熊野九十九王子(近露王子~小広王子)
近露王子
比曽原王子
継桜王子
野中の一方杉
秀衡桜
中ノ河王子
小広王子
近露王子
熊野詣の宿場として賑わった近露の里の中に鎮座して、産土神としても祀られていたという近露王子(ちかつゆおうじ)は、王子社の中でも最も早く現れた王子のひとつです。
近くを流れる日置川は近露王子におまいりする前に潔斎をした清流で、川岸には後鳥羽上皇の御所もあったといわれています。
比曽原王子
近露から約2kmほど本宮方面、旧国道の左手の草叢のなかに、比曽原王子の緑泥片岩の碑があります。
かつて境内に手枕の松と呼ばれる名木があり、王子社は明治末期まで160坪の常緑樹の悠然とした官山だったそうですが、今は面影はありません。
継桜王子
「秀衡桜」の伝承から「継桜王子」という名前がつけられました。若王子権現ともいわれ、野中地区の氏神にあたります。
境内には「一方杉」がそびえ、神秘的な空気が漂います。
野中の一方杉
継桜王子の境内の斜面に「一方杉」とよばれる10本ほどの巨木がそびえ、見る者を圧倒します。
那智山に向かって枝を伸ばしている姿から「一方杉」と名づけられ、古くから信仰の対象になってきました。明治末期の神社合祀の際に伐採の危機にさらされましたが、世界的な博物学者、南方熊楠によって守られました。
秀衡桜
奥州の豪族藤原秀衡が、桧の株に桜を継いだという伝承から、桜の木は「秀衡桜」といわれています。
藤原秀衡と秀衡桜の伝説
平安時代後期、奥州の豪族藤原秀衡は、子どもが授かるようにと熊野権現に祈願しました。ほどなく願いがかなって秀衡の妻は身ごもり、夫婦ともども東北の地からはるばる熊野権現にお礼参りへと旅立ちます。

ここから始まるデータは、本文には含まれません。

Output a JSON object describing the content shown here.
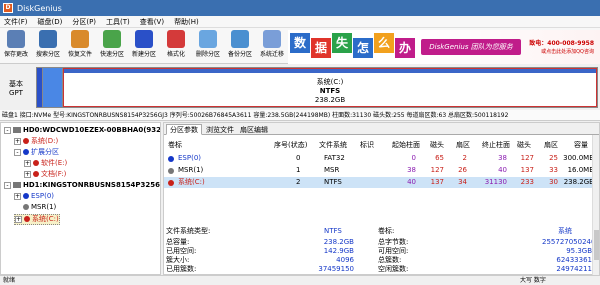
{
  "window": {
    "title": "DiskGenius",
    "app_icon": "D"
  },
  "menu": [
    "文件(F)",
    "磁盘(D)",
    "分区(P)",
    "工具(T)",
    "查看(V)",
    "帮助(H)"
  ],
  "toolbar": [
    {
      "label": "保存更改",
      "icon": "save-icon",
      "color": "#5b7fb5"
    },
    {
      "label": "搜索分区",
      "icon": "search-icon",
      "color": "#3a6fb0"
    },
    {
      "label": "恢复文件",
      "icon": "recover-icon",
      "color": "#d98a2b"
    },
    {
      "label": "快速分区",
      "icon": "quick-partition-icon",
      "color": "#4aa44a"
    },
    {
      "label": "新建分区",
      "icon": "new-partition-icon",
      "color": "#2a50c8"
    },
    {
      "label": "格式化",
      "icon": "format-icon",
      "color": "#d43a3a"
    },
    {
      "label": "删除分区",
      "icon": "delete-icon",
      "color": "#6aa6e0"
    },
    {
      "label": "备份分区",
      "icon": "backup-icon",
      "color": "#4a8fd0"
    },
    {
      "label": "系统迁移",
      "icon": "migrate-icon",
      "color": "#7a9ed8"
    }
  ],
  "ad": {
    "chars": [
      {
        "ch": "数",
        "color": "#2b6cc9"
      },
      {
        "ch": "据",
        "color": "#e0342b"
      },
      {
        "ch": "失",
        "color": "#2aa24a"
      },
      {
        "ch": "怎",
        "color": "#2b6cc9"
      },
      {
        "ch": "么",
        "color": "#f2a11e"
      },
      {
        "ch": "办",
        "color": "#c01c8a"
      }
    ],
    "slogan": "DiskGenius 团队为您服务",
    "tel": "致电：400-008-9958",
    "sub": "或点击此处添加QQ咨询"
  },
  "diskmap": {
    "type_label": "基本",
    "scheme": "GPT",
    "partition_name": "系统(C:)",
    "fs": "NTFS",
    "size": "238.2GB"
  },
  "infoline": "磁盘1 接口:NVMe  型号:KINGSTONRBUSNS8154P3256GJ3  序列号:50026B76845A3611  容量:238.5GB(244198MB)  柱面数:31130  磁头数:255  每道扇区数:63  总扇区数:500118192",
  "tree": [
    {
      "label": "HD0:WDCWD10EZEX-00BBHA0(932G",
      "level": 0,
      "kind": "disk",
      "expand": "-",
      "color": "#000"
    },
    {
      "label": "系统(D:)",
      "level": 1,
      "kind": "part",
      "expand": "+",
      "color": "#c8211a"
    },
    {
      "label": "扩展分区",
      "level": 1,
      "kind": "part",
      "expand": "-",
      "color": "#1538c8"
    },
    {
      "label": "软件(E:)",
      "level": 2,
      "kind": "part",
      "expand": "+",
      "color": "#c8211a"
    },
    {
      "label": "文档(F:)",
      "level": 2,
      "kind": "part",
      "expand": "+",
      "color": "#c8211a"
    },
    {
      "label": "HD1:KINGSTONRBUSNS8154P3256GJ",
      "level": 0,
      "kind": "disk",
      "expand": "-",
      "color": "#000"
    },
    {
      "label": "ESP(0)",
      "level": 1,
      "kind": "part",
      "expand": "+",
      "color": "#1538c8"
    },
    {
      "label": "MSR(1)",
      "level": 1,
      "kind": "part",
      "expand": " ",
      "color": "#000"
    },
    {
      "label": "系统(C:)",
      "level": 1,
      "kind": "part",
      "expand": "+",
      "color": "#c8211a",
      "selected": true
    }
  ],
  "tabs": [
    "分区参数",
    "浏览文件",
    "扇区编辑"
  ],
  "table": {
    "headers": [
      "卷标",
      "序号(状态)",
      "文件系统",
      "标识",
      "起始柱面",
      "磁头",
      "扇区",
      "终止柱面",
      "磁头",
      "扇区",
      "容量"
    ],
    "rows": [
      {
        "name": "ESP(0)",
        "idx": "0",
        "fs": "FAT32",
        "flag": "",
        "sc": "0",
        "sh": "65",
        "ss": "2",
        "ec": "38",
        "eh": "127",
        "es": "25",
        "size": "300.0MB",
        "color": "#1538c8"
      },
      {
        "name": "MSR(1)",
        "idx": "1",
        "fs": "MSR",
        "flag": "",
        "sc": "38",
        "sh": "127",
        "ss": "26",
        "ec": "40",
        "eh": "137",
        "es": "33",
        "size": "16.0MB",
        "color": "#000"
      },
      {
        "name": "系统(C:)",
        "idx": "2",
        "fs": "NTFS",
        "flag": "",
        "sc": "40",
        "sh": "137",
        "ss": "34",
        "ec": "31130",
        "eh": "233",
        "es": "30",
        "size": "238.2GB",
        "color": "#c8211a",
        "selected": true
      }
    ]
  },
  "props": {
    "fs_type_label": "文件系统类型:",
    "fs_type": "NTFS",
    "vol_label_label": "卷标:",
    "vol_label": "系统",
    "rows": [
      {
        "l1": "总容量:",
        "v1": "238.2GB",
        "l2": "总字节数:",
        "v2": "255727050240"
      },
      {
        "l1": "已用空间:",
        "v1": "142.9GB",
        "l2": "可用空间:",
        "v2": "95.3GB"
      },
      {
        "l1": "簇大小:",
        "v1": "4096",
        "l2": "总簇数:",
        "v2": "62433361"
      },
      {
        "l1": "已用簇数:",
        "v1": "37459150",
        "l2": "空闲簇数:",
        "v2": "24974211"
      }
    ]
  },
  "status": {
    "left": "就绪",
    "right": "大写  数字"
  }
}
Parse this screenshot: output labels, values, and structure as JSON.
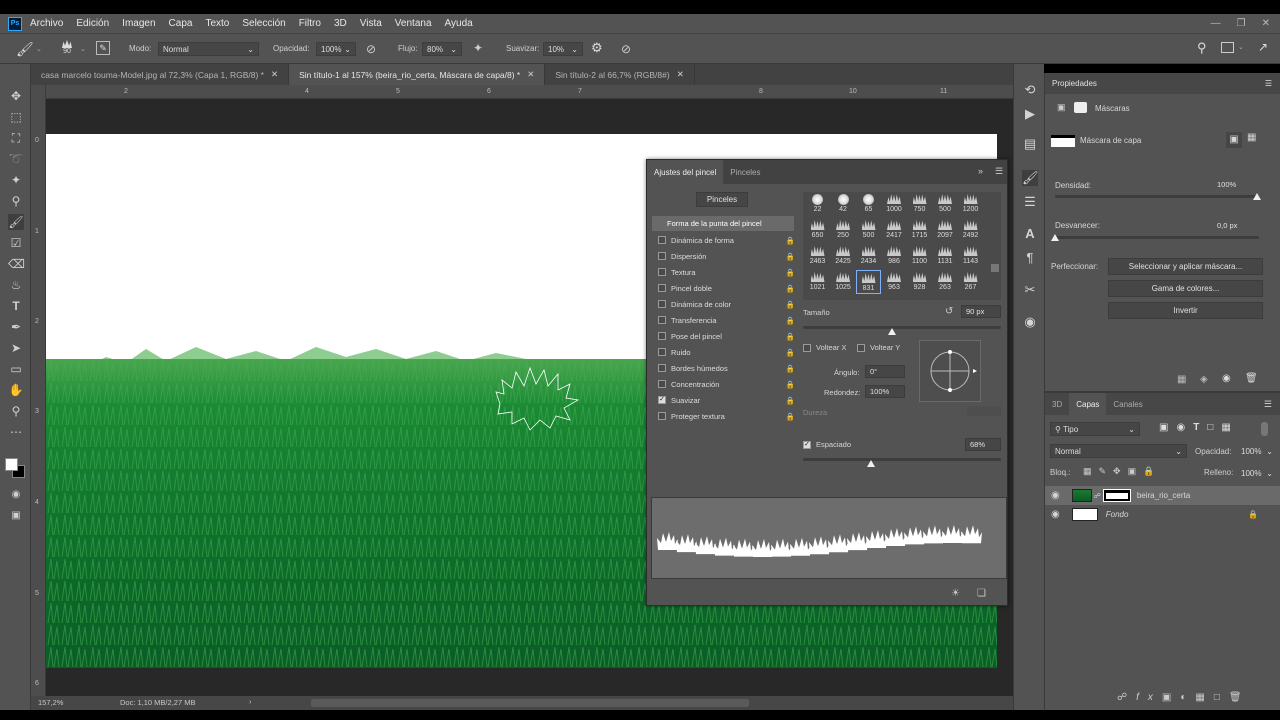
{
  "menu": {
    "app_icon": "Ps",
    "items": [
      "Archivo",
      "Edición",
      "Imagen",
      "Capa",
      "Texto",
      "Selección",
      "Filtro",
      "3D",
      "Vista",
      "Ventana",
      "Ayuda"
    ]
  },
  "options": {
    "brush_size": "90",
    "mode_label": "Modo:",
    "mode_value": "Normal",
    "opacity_label": "Opacidad:",
    "opacity_value": "100%",
    "flow_label": "Flujo:",
    "flow_value": "80%",
    "smoothing_label": "Suavizar:",
    "smoothing_value": "10%"
  },
  "tabs": [
    {
      "label": "casa marcelo touma-Model.jpg al 72,3% (Capa 1, RGB/8) *"
    },
    {
      "label": "Sin título-1 al 157% (beira_rio_certa, Máscara de capa/8) *"
    },
    {
      "label": "Sin título-2 al 66,7% (RGB/8#)"
    }
  ],
  "rulers": {
    "h": [
      "2",
      "4",
      "5",
      "6",
      "7",
      "8",
      "10",
      "11"
    ],
    "v": [
      "0",
      "1",
      "2",
      "3",
      "4",
      "5",
      "6"
    ]
  },
  "status": {
    "zoom": "157,2%",
    "doc": "Doc: 1,10 MB/2,27 MB"
  },
  "brush_panel": {
    "tab_settings": "Ajustes del pincel",
    "tab_brushes": "Pinceles",
    "brushes_button": "Pinceles",
    "tip_shape": "Forma de la punta del pincel",
    "options": [
      {
        "label": "Dinámica de forma",
        "checked": false
      },
      {
        "label": "Dispersión",
        "checked": false
      },
      {
        "label": "Textura",
        "checked": false
      },
      {
        "label": "Pincel doble",
        "checked": false
      },
      {
        "label": "Dinámica de color",
        "checked": false
      },
      {
        "label": "Transferencia",
        "checked": false
      },
      {
        "label": "Pose del pincel",
        "checked": false
      },
      {
        "label": "Ruido",
        "checked": false
      },
      {
        "label": "Bordes húmedos",
        "checked": false
      },
      {
        "label": "Concentración",
        "checked": false
      },
      {
        "label": "Suavizar",
        "checked": true
      },
      {
        "label": "Proteger textura",
        "checked": false
      }
    ],
    "tip_sizes": [
      [
        "22",
        "42",
        "65",
        "1000",
        "750",
        "500",
        "1200"
      ],
      [
        "650",
        "250",
        "500",
        "2417",
        "1715",
        "2097",
        "2492"
      ],
      [
        "2463",
        "2425",
        "2434",
        "986",
        "1100",
        "1131",
        "1143"
      ],
      [
        "1021",
        "1025",
        "831",
        "963",
        "928",
        "263",
        "267"
      ]
    ],
    "size_label": "Tamaño",
    "size_value": "90 px",
    "flip_x": "Voltear X",
    "flip_y": "Voltear Y",
    "angle_label": "Ángulo:",
    "angle_value": "0°",
    "roundness_label": "Redondez:",
    "roundness_value": "100%",
    "hardness_label": "Dureza",
    "spacing_label": "Espaciado",
    "spacing_value": "68%",
    "spacing_checked": true
  },
  "properties": {
    "title": "Propiedades",
    "section": "Máscaras",
    "mask_label": "Máscara de capa",
    "density_label": "Densidad:",
    "density_value": "100%",
    "feather_label": "Desvanecer:",
    "feather_value": "0,0 px",
    "refine_label": "Perfeccionar:",
    "select_mask_button": "Seleccionar y aplicar máscara...",
    "color_range_button": "Gama de colores...",
    "invert_button": "Invertir"
  },
  "layers": {
    "tabs": [
      "3D",
      "Capas",
      "Canales"
    ],
    "filter_value": "Tipo",
    "blend_value": "Normal",
    "opacity_label": "Opacidad:",
    "opacity_value": "100%",
    "lock_label": "Bloq.:",
    "fill_label": "Relleno:",
    "fill_value": "100%",
    "items": [
      {
        "name": "beira_rio_certa"
      },
      {
        "name": "Fondo"
      }
    ]
  },
  "colors": {
    "accent": "#31a8ff",
    "panel": "#535353",
    "grass": "#137a2f"
  }
}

やっとの思いで滝尻王子に到着すると、にわかに妻は産気づき、王子社の背後にある山中の岩屋に入って男子を出産しました。
夫婦は先を急いでいたので、我が子の無事を王子社に祈願しつつ、その子を岩屋に寝かせたまま熊野本宮大社に向かいます。
途中、秀衡は野中の里で桜の枝を桧の株に突き刺し、「参詣の帰途この枝に花が咲いていたら無事なり」と祈願して本宮に向かい、参拝を済ませてすぐ野中に戻ってみると、桜の木には花が咲いていきいきとしていました。
急いで滝尻の岩屋へとたどりつくと、赤ちゃんは岩からしたたり落ちる白い乳を飲み、狼に守られて育っていました。秀衡は熊野権現の霊験にさらに感激し、滝尻の境内に七堂伽藍を造営して経典や刀などの宝物を奉納したといわれます。
赤ちゃんが生まれた岩屋は「乳岩」、その近くの玉石が重なり合って出来たトンネルは「胎内くぐり」名づけられ、今も滝尻王子の裏手の古道沿いにあります。
中ノ河王子
旧国道から少し上がった林の中に、緑泥片岩の石碑がひっそりと立っています。
比較的早く設けられた王子で、中右記に「仲野川王子に参る」とあります。後鳥羽院御幸記では「中の河」となっており、修明門院御幸記には「中川」と出ています。緑泥片岩の石碑には「中川王子」とあります。
小広王子
小広峠の旧国道の道端に、上部の破損した緑泥片岩の小広王子碑が建てられています。
明治の道路改修以前は、もとの高い峠の上にあったものです。